Todo está oscuro. El aire quema. Delante de mí no hay nada ni nadie, el vacío.

Intento ver, no puedo. Intento gritar, no me sale. Intento agarrarme a algo, no lo encuentro. Pego la espalda a la pared, buscando donde sujetarme, pero siento que me estoy cayendo hacia dentro de mí misma. Me siento arder.

No puedo recordar qué hago dentro de esta caja, no puedo distinguir si estoy vertical u horizontal. Me entra el pánico. Golpeo, pero no se abre. Ni siquiera se mueve. Una idea me asalta de repente, pero intento alejarla de mí. Una idea, que es a la vez una posibilidad y una locura. Una hipótesis que cobra fuerza. No puedo siquiera planteármelo. No quiero preguntármelo a mí misma, pero lo pienso bajito.

La idea coge fuerza, me grita. Me rindo y la dejo entrar. Con ella se cuela todo el terror que soy capaz de soportar.

Me han enterrado viva, lo sé. Golpeo las paredes de la caja con puñetazos y patadas. Grito al límite de mis fuerzas, pero nadie me oye. Intento encontrar la forma de salir, pero el miedo no me deja pensar con claridad.

Todo mi cuerpo tiembla. Las convulsiones se aceleran y pierdo el control de mis movimientos. Un golpe en la cabeza multiplica mi terror. No me ha dolido nada. Me he muerto y no me he enterado. No sé si ha sido de un golpe o asfixiada.
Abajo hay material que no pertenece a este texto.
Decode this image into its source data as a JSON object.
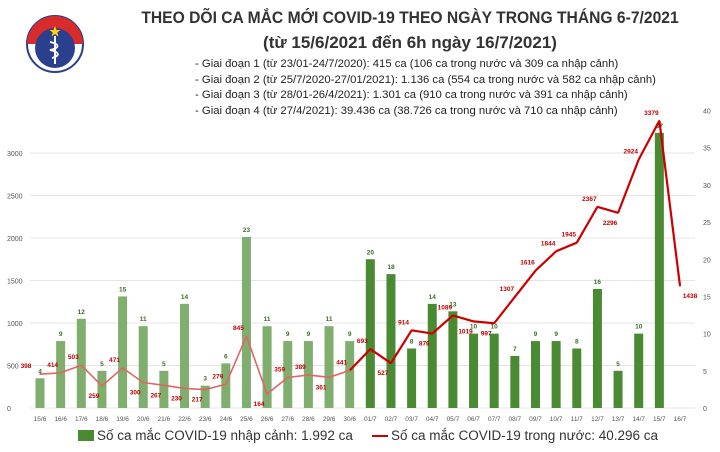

Busco la luz, el túnel y todo eso, pero nada.

No sé cuánto tiempo paso entre el pánico y la sorpresa, pero por fin un lado de la caja se abre y otros muertos aparecen.

—Pero ¿qué haces encerrada en el baño? ¡Te has perdido lo mejor!
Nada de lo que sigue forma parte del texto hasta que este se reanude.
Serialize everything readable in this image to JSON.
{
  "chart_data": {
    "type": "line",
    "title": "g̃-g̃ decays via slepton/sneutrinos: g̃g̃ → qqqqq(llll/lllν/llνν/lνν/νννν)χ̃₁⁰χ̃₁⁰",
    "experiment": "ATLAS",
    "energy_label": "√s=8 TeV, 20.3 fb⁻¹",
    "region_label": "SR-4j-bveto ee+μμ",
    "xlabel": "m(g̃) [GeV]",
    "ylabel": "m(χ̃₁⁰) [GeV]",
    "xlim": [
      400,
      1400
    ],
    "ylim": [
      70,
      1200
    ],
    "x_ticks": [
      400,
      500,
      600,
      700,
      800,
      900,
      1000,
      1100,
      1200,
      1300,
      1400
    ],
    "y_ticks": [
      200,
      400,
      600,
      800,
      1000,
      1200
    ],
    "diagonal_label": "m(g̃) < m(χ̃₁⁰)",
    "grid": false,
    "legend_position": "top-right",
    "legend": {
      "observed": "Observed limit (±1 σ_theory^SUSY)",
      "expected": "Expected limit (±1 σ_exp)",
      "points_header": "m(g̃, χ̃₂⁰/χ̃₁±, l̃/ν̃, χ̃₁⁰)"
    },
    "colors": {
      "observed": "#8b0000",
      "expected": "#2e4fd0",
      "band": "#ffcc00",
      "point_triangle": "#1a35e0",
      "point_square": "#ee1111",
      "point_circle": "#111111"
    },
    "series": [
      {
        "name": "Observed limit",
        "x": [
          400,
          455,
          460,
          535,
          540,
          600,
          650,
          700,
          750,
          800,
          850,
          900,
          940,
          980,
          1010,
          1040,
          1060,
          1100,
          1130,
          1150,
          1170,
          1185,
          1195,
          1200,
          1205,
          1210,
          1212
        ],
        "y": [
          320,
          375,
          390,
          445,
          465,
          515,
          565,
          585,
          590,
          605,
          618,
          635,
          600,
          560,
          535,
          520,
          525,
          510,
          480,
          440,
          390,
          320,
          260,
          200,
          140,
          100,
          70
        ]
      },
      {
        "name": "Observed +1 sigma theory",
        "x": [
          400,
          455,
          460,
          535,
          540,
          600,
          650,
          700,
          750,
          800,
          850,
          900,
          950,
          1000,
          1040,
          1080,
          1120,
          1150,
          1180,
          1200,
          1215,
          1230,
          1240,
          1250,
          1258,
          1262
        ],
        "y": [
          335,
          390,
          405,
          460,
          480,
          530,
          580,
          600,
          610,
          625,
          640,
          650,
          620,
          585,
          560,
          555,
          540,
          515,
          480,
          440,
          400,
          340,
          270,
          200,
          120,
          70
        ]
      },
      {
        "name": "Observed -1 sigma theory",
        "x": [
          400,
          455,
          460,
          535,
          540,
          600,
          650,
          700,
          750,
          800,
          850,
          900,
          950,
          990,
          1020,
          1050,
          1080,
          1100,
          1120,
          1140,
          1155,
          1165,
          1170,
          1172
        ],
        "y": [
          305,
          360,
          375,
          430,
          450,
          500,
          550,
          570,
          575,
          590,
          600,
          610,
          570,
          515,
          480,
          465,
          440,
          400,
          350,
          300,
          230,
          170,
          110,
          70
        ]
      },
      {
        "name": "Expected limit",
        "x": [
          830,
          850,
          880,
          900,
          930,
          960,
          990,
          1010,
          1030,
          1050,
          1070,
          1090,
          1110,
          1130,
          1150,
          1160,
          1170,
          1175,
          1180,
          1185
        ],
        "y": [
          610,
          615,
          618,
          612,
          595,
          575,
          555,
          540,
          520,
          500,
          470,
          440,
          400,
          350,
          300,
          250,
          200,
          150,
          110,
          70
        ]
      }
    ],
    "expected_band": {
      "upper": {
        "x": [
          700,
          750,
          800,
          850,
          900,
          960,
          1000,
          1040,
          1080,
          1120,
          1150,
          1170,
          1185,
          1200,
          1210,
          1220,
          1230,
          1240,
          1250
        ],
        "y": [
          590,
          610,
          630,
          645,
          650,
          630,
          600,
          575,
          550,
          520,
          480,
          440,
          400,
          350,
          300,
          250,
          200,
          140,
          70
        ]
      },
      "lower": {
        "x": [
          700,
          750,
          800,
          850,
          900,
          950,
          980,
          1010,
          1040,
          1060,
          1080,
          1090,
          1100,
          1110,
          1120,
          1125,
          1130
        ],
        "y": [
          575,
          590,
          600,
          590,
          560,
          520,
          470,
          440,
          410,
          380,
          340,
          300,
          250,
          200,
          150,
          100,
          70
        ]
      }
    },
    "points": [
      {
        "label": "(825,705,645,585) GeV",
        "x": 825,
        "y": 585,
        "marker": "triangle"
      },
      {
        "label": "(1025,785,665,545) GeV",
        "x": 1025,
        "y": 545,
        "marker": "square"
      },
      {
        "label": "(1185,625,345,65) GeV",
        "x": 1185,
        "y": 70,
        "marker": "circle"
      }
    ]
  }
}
Siento un dolor sincero al comprobar que mis amigos también están muertos.

El cadáver de Cris me abraza.

—Vamos, que… ¡menuda cara de zombi tienes! ¿No te habrás metido keta? ¡Que sabes que te sienta fatal!

Caminamos con el resto de muertos hacia la luz. Somos un montón en el túnel. Me pregunto si tendré la misma cara horrible que los demás. El rictus de la muerte ha convertido a todos estos chicos maravillosos en horrorosos fantasmas.

Al final del túnel la luz es cegadora. Miro a ver si está mi abuela, pero no consigo encontrarla. Uno de los muertos habla:

—¡Joder! ¡Otra vez se me han olvidado las gafas de sol!